How to use email instead of username for user authentication? [duplicate]

This question already has answers here:
Closed 11 years ago.
Possible Duplicate:
Accepting email address as username in Django
The authentication model provided along with Django is based on
username.
What to do to change the authentication based on email instead of
username?
To be more specific:
With username authentication, to login user we do the following:
user = authenticate(name,password)
.......
login(request,user)
What to write for the above statements if we are authenticating
using email?
For form:
I am planning to write my own form which shows the fields
email, password and the validation.
Is this the correct approach?
I found this snippet when reading a duplicate question to this one. Also check this code:
class UserForm( forms.ModelForm ):
class Meta:
model= User
exclude= ('email',)
username = forms.EmailField(max_length=64,
help_text = "The person's email address.")
def clean_email( self ):
email= self.cleaned_data['username']
return email
class UserAdmin( admin.ModelAdmin ):
form= UserForm
list_display = ( 'email', 'first_name', 'last_name', 'is_staff' )

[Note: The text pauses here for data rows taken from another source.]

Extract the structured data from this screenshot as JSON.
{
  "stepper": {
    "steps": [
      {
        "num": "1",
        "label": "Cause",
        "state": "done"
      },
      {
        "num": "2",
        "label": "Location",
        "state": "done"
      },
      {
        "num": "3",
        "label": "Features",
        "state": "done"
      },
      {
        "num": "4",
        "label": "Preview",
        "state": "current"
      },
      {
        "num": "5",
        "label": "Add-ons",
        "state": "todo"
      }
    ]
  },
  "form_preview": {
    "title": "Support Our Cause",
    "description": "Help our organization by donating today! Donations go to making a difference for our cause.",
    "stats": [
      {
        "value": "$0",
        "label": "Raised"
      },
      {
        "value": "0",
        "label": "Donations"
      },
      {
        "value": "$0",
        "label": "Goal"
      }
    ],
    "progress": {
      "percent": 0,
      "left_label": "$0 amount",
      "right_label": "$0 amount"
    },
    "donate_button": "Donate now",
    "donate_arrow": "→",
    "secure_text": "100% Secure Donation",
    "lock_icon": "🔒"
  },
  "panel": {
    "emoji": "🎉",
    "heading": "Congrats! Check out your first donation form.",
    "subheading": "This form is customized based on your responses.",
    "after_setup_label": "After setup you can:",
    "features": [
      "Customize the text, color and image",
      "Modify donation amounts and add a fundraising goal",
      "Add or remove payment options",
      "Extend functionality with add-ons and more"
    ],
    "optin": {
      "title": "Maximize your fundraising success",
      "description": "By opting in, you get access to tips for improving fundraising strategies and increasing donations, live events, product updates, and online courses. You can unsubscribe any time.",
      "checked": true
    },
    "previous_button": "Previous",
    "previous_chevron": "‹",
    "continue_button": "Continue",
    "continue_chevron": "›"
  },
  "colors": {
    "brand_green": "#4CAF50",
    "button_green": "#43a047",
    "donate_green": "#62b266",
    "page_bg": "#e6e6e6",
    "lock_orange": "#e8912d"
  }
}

list_filter = ( 'is_staff', )
search_fields = ( 'email', )
admin.site.unregister( User )
admin.site.register( User, UserAdmin )
Neither answer is originally mine. Up vote on the other thread to the owners for the karma boost. I just copied them here to make this thread as complete as possible.
Check out this snippet, and read the comments for updates.
For the form, why not just inherit from (or directly use) the auth login form. See django/contrib/auth/forms.py
Please see the below link which illustrates the way in which we should solve the problem.
http://groups.google.com/group/django-users/browse_thread/thread/c943ede66e6807c
Sounds like you can just mask the username with the word "email" and all the usernames will just have the email show up instead.
Unless I missed something, the solution should be really simple; just make a normal form with a text field and a password field. When the HTTP request method is POST, try to fetch the user with the given e-mail address. If such a user doesn't exist, you have an error. If the user does exist, try to authenticate the user and log her in.